Wednesday, September 20, 2017

Who Wins Low Power Wide Area Networks, Mobile M2M Market Share?

It is too early to predict whether purpose-built low-power sensor networks are going to get more market share than mobile operator versions of such networks. The LPWANs already are in commercial operation, one might argue. On the other hand, new mobile standards are coming.

And mobile operators have been supporting machine-to-machine networks since 2G. So the argument might be whether the special-purpose networks can take share from the mobile operators, and if so, how much.


Narrowband internet of things (NB-IoT) and LTE-M are two approaches to creating low power sensor networks supporting sensors on a 4G mobile network, emphasizing low battery consumption and low cost connectivity. But both those networks arguably are positioned in a different part of the potential market than other purpose-built machine-to-machine networks.

Whether it is an advantage or not will vary by use case, but the mobile variants will feature bandwidth as much as an order of magnitude higher than purpose-built M2M networks. Eventually that might come to be seen as an advantage, even if initially it is seen as a bit of overkill (with cost implications to match).

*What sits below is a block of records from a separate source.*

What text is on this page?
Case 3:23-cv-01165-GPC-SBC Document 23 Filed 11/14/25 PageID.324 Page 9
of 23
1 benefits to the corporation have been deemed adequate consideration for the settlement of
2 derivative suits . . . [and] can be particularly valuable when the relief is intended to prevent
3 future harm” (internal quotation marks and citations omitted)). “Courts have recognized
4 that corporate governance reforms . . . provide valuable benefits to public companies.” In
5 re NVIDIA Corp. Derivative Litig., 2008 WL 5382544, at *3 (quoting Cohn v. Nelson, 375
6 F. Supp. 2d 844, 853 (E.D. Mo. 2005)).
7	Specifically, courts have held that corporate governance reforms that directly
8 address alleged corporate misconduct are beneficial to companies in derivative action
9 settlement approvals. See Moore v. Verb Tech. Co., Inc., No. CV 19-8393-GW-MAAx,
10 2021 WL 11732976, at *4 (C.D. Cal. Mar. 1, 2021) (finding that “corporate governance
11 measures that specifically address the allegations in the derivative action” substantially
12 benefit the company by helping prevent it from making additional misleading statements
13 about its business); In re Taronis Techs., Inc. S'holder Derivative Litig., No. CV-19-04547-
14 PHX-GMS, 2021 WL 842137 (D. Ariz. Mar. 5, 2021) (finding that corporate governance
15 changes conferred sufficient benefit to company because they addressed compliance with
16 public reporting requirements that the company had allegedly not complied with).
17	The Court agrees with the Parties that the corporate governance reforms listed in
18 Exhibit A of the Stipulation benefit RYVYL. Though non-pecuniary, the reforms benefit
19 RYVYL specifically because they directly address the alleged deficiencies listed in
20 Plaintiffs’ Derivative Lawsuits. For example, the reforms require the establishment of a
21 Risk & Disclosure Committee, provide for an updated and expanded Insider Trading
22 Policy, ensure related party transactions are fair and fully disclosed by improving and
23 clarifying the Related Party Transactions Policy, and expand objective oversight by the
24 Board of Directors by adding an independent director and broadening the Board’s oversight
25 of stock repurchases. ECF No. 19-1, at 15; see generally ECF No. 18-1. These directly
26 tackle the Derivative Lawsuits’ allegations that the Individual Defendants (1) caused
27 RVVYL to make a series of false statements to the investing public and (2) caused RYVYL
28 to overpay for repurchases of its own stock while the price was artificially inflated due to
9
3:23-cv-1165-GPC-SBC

Over time, and with volume, such differences might narrow. In the meantime, mobile service providers are likely to use forward pricing to bridge the gap.


Some idea of the character of machine-to-machine (sensor) applications can be seen by the typical amount of data that has to be transmitted by sensors. It may remind you of paging systems, should you recall them.


Sigfox says that sending GPS location requires about six bytes, temperature just two bytes. Object status might require only a single byte, the same amount of data consumed to report speed.


That shows just how optimized a low power wide area network is for low power consumption. Where one might think kilobytes are required to report at least some types of information, other simple status updates might take even less than that.


Such networks are optimized for uplink communications only, not duplex. So sensor transmitters can be turned off when not actively uploading data. Also, many sensor apps only require that a particular sensor be turned on for a few seconds a day, says Marc Olivier, Sigfox VP.


IoT networks optimized for mobile networks feature much-higher bandwidths. M2M networks on 4G networks tend to support a few megabits per second, while 5G variants might support 10 Mbps.


You might correctly guess that such positioning means mobile M2M sensor networks might have an advantage for higher-bandwidth apps, while purpose-built LPWAN networks might have an advantage for applications where reporting requirements are quite low.